Luis Ventoso, en su columna de hoy en El Debate, ha titulado Imágenes de una democracia deteriorada.
En sus palabras, «es raro el día en España que no se produce un hecho que evidencie que el poder se encuentra desconectado de las normas elementales del juego limpio».
En su artículo, publicado el 28 de marzo de 2026, el autor señala la inclinación sectaria del Gobierno de Pedro Sánchez, presentando ejemplos que minan la confianza en la democracia.
Ventoso inicia su crítica mencionando el nombramiento de Luis Acayro Sánchez, un juez condenado por prevaricación, como presidente de la Comisión de la Verdad del Consejo de Memoria Democrática.
En sus propias palabras: «Así las cosas, Sánchez ha otorgado un cargo público a quien fue un juez prevaricador, colocándolo al frente de la Comisión de la Verdad del Consejo de Memoria Democrática.
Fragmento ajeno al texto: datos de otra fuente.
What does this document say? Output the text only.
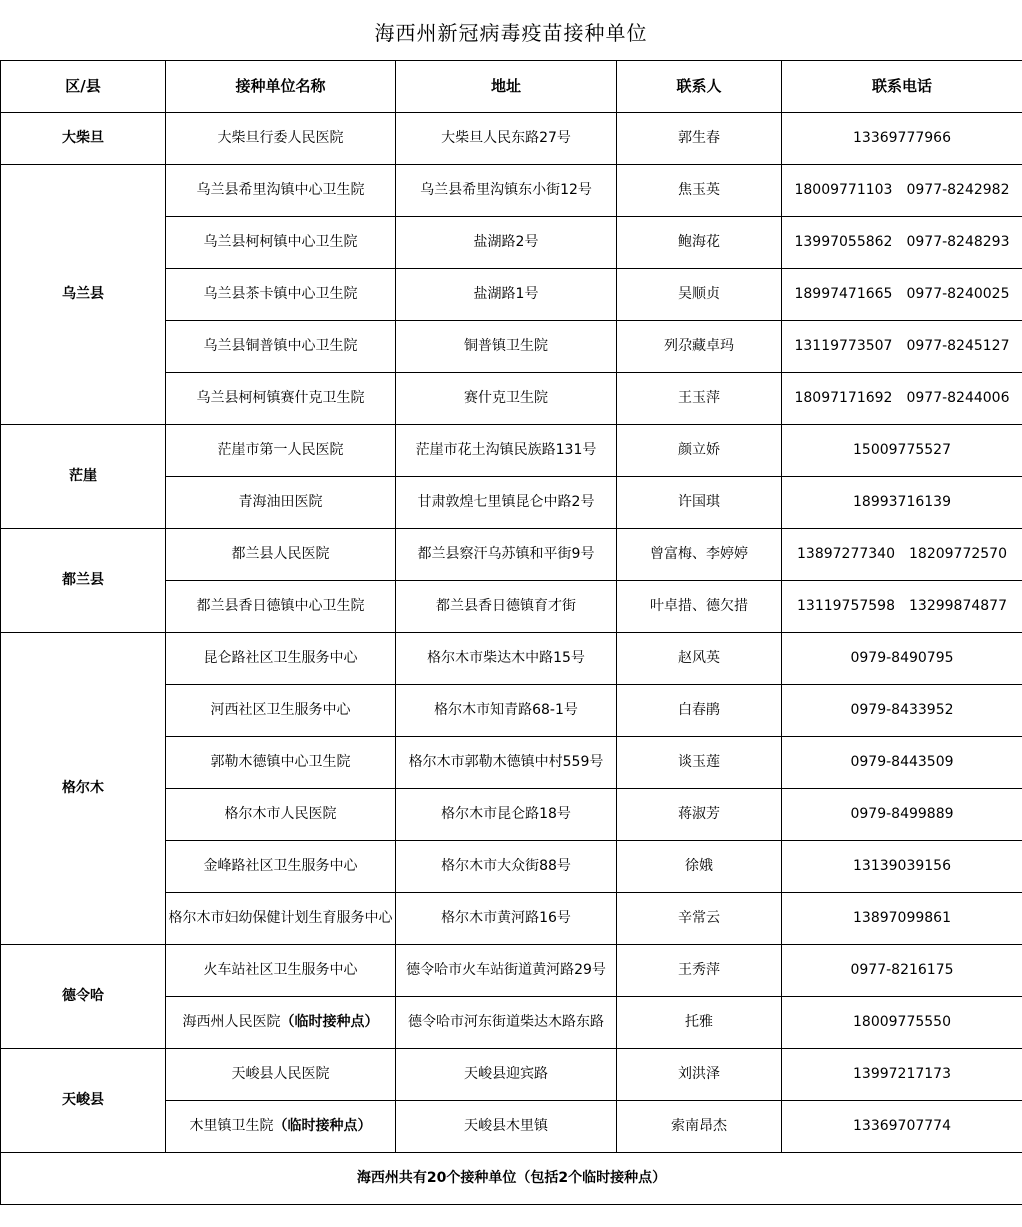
海西州新冠病毒疫苗接种单位
区/县	接种单位名称	地址	联系人	联系电话
大柴旦	大柴旦行委人民医院	大柴旦人民东路27号	郭生春	13369777966
乌兰县	乌兰县希里沟镇中心卫生院	乌兰县希里沟镇东小街12号	焦玉英	18009771103 0977-8242982
	乌兰县柯柯镇中心卫生院	盐湖路2号	鲍海花	13997055862 0977-8248293
	乌兰县茶卡镇中心卫生院	盐湖路1号	吴顺贞	18997471665 0977-8240025
	乌兰县铜普镇中心卫生院	铜普镇卫生院	列尕藏卓玛	13119773507 0977-8245127
	乌兰县柯柯镇赛什克卫生院	赛什克卫生院	王玉萍	18097171692 0977-8244006
茫崖	茫崖市第一人民医院	茫崖市花土沟镇民族路131号	颜立娇	15009775527
	青海油田医院	甘肃敦煌七里镇昆仑中路2号	许国琪	18993716139
都兰县	都兰县人民医院	都兰县察汗乌苏镇和平街9号	曾富梅、李婷婷	13897277340 18209772570
	都兰县香日德镇中心卫生院	都兰县香日德镇育才街	叶卓措、德欠措	13119757598 13299874877
格尔木	昆仑路社区卫生服务中心	格尔木市柴达木中路15号	赵风英	0979-8490795
	河西社区卫生服务中心	格尔木市知青路68-1号	白春鹃	0979-8433952
	郭勒木德镇中心卫生院	格尔木市郭勒木德镇中村559号	谈玉莲	0979-8443509
	格尔木市人民医院	格尔木市昆仑路18号	蒋淑芳	0979-8499889
	金峰路社区卫生服务中心	格尔木市大众街88号	徐娥	13139039156
	格尔木市妇幼保健计划生育服务中心	格尔木市黄河路16号	辛常云	13897099861
德令哈	火车站社区卫生服务中心	德令哈市火车站街道黄河路29号	王秀萍	0977-8216175
	海西州人民医院（临时接种点）	德令哈市河东街道柴达木路东路	托雅	18009775550
天峻县	天峻县人民医院	天峻县迎宾路	刘洪泽	13997217173
	木里镇卫生院（临时接种点）	天峻县木里镇	索南昂杰	13369707774
海西州共有20个接种单位（包括2个临时接种点）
Es decir: un comisario político para las leyes sectarias y maniqueas sobre memoria histórica. Todo esto mientras su esposa, Dolores Delgado, ocupa el cargo de fiscal de Memoria Democrática.». Este episodio, según el columnista, pone de manifiesto cómo se recompensa la prevaricación con posiciones relevantes, mientras su pareja desempeña un papel relacionado en el Gobierno.
Un punto crucial del texto aborda la liberación de la etarra Anboto: «En cumplimiento de los acuerdos firmados por Sánchez con el partido proetarra, esta semana una consejera del Gobierno vasco, militante del PSOE, ha permitido que la brutal asesina etarra Anboto, condenada a 645 años desde 2019, salga a la calle. Esto supone una ofensa lacerante para las víctimas y sus familias.». Ventoso considera esta acción como una traición hacia aquellos que sufrieron a manos de ETA, incluidos socialistas asesinados, con tal de mantener alianzas con independentistas y herederos del terrorismo.
Más adelante, Ventoso defiende al periodista Vito Quiles, quien ha sido objeto de acoso por cuestionar al PSOE: «Vito Quiles es más un animador televisivo que un periodista. Su estilo recuerda a los reporteros del programa Caiga quien caiga durante la era Aznar: se acerca a los políticos y les lanza preguntas incómodas o ingeniosas. Sin embargo, mientras esos periodistas eran aclamados por trabajar para la izquierda acosando a figuras conservadoras, Quiles hace lo contrario y es señalado incluso por colegas supuestamente alineados a la derecha, simplemente por resultar incómodo para el Gobierno y sus aliados. Esta semana, Quiles planteó una pregunta muy pertinente a Pachi López, portavoz parlamentario del PSOE. Le inquirió sobre su contradicción al haber portado en su día el féretro de su compañero Isaías Carrasco mientras ahora guarda silencio ante la liberación de la terrorista Anboto. ¿Y cuál fue la respuesta de López? Un insulto grosero.».
Ventoso concluye mencionando situaciones como la rectificación realizada por la Junta Electoral tras alertas enviadas por El Debate sobre problemas con el DNI electrónico para votar, advertencias inicialmente desestimadas por ministros y allegados. Estas situaciones interconectadas ofrecen una visión clara del poder desconectado, donde los hechos periodísticos chocan con los insultos provenientes del Gobierno.
La columna cobra relevancia en un contexto donde se producen procesamientos como el del hermano de Sánchez por prevaricación en Badajoz o el del fiscal general, lo que refuerza una percepción generalizada sobre favoritismos. Ventoso entrelaza estos elementos en un retrato vívido de instituciones bajo tensión.
- Nombramientos polémicos: Juez prevaricador convertido en comisario.
- Alianzas con exetarras: Liberación de Anboto hiere a las víctimas.
- Hostigamiento a periodistas: Quiles agredido verbalmente por López.
- Rectificaciones institucionales: Junta Electoral responde ante denuncias verídicas.
España vive momentos que ponen en entredicho el estado democrático, con Sánchez ocupando el centro del escenario.